Although specific embodiments have been illustrated and described herein, it should be appreciated that any arrangement which achieves the same or similar purpose may be substituted for the embodiments described or shown by the subject disclosure. The subject disclosure is intended to cover any and all adaptations or variations of various embodiments. Combinations of the above embodiments, and other embodiments not specifically described herein, can be used in the subject disclosure. For instance, one or more features from one or more embodiments can be combined with one or more features of one or more other embodiments.
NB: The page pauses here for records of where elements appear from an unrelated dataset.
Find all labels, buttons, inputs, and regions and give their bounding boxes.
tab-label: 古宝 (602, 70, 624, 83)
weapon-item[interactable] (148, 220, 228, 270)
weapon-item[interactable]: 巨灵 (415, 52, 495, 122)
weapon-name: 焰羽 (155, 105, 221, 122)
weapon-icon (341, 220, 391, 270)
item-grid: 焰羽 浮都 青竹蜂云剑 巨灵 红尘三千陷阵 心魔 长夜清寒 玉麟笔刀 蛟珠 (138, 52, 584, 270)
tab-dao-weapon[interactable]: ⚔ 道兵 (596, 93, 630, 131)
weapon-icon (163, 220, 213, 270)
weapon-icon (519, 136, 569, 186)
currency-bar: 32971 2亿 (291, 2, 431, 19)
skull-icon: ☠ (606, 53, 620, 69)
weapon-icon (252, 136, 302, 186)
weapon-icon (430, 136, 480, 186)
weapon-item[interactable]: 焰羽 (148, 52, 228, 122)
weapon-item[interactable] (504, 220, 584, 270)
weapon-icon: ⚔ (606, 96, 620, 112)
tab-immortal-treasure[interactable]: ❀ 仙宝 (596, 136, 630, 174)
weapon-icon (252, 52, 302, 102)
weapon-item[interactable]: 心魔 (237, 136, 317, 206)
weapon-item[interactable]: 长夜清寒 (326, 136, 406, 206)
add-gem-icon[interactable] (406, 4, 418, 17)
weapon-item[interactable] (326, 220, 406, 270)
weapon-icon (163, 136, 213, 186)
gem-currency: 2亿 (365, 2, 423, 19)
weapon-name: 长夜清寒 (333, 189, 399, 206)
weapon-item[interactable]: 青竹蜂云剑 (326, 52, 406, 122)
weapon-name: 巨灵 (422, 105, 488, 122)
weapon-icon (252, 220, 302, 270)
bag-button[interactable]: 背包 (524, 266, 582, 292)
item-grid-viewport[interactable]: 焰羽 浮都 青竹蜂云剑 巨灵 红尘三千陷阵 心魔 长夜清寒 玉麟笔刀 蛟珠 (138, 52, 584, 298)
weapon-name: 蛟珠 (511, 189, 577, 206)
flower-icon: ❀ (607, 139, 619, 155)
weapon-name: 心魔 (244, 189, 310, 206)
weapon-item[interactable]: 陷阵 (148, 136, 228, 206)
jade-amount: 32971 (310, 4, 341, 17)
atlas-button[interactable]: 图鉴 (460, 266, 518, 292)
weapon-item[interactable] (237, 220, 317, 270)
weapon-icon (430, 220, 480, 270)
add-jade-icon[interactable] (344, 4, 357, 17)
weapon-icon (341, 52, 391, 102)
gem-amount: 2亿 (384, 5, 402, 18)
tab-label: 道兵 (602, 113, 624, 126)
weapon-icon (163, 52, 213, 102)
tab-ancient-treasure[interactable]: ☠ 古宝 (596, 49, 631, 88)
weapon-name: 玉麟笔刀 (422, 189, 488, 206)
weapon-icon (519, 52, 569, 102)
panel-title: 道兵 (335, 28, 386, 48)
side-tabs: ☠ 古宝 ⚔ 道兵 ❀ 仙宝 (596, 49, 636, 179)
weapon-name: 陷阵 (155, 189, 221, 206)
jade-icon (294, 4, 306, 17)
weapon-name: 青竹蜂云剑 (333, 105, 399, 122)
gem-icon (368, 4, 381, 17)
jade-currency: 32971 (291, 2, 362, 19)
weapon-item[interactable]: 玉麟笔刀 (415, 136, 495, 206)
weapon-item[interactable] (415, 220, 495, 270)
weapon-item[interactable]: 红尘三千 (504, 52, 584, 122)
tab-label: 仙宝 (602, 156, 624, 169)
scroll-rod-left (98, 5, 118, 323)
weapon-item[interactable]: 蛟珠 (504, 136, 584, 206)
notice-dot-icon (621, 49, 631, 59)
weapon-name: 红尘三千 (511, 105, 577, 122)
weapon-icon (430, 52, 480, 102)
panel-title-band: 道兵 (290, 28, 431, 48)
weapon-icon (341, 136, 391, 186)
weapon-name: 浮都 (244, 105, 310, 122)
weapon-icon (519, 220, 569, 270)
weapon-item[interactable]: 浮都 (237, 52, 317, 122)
In one or more embodiments, features that are positively recited can also be negatively recited and excluded from the embodiment with or without replacement by another structural and/or functional feature. The steps or functions described with respect to the embodiments of the subject disclosure can be performed in any order. The steps or functions described with respect to the embodiments of the subject disclosure can be performed alone or in combination with other steps or functions of the subject disclosure, as well as from other embodiments or from other steps that have not been described in the subject disclosure. Further, more than or less than all of the features described with respect to an embodiment can also be utilized.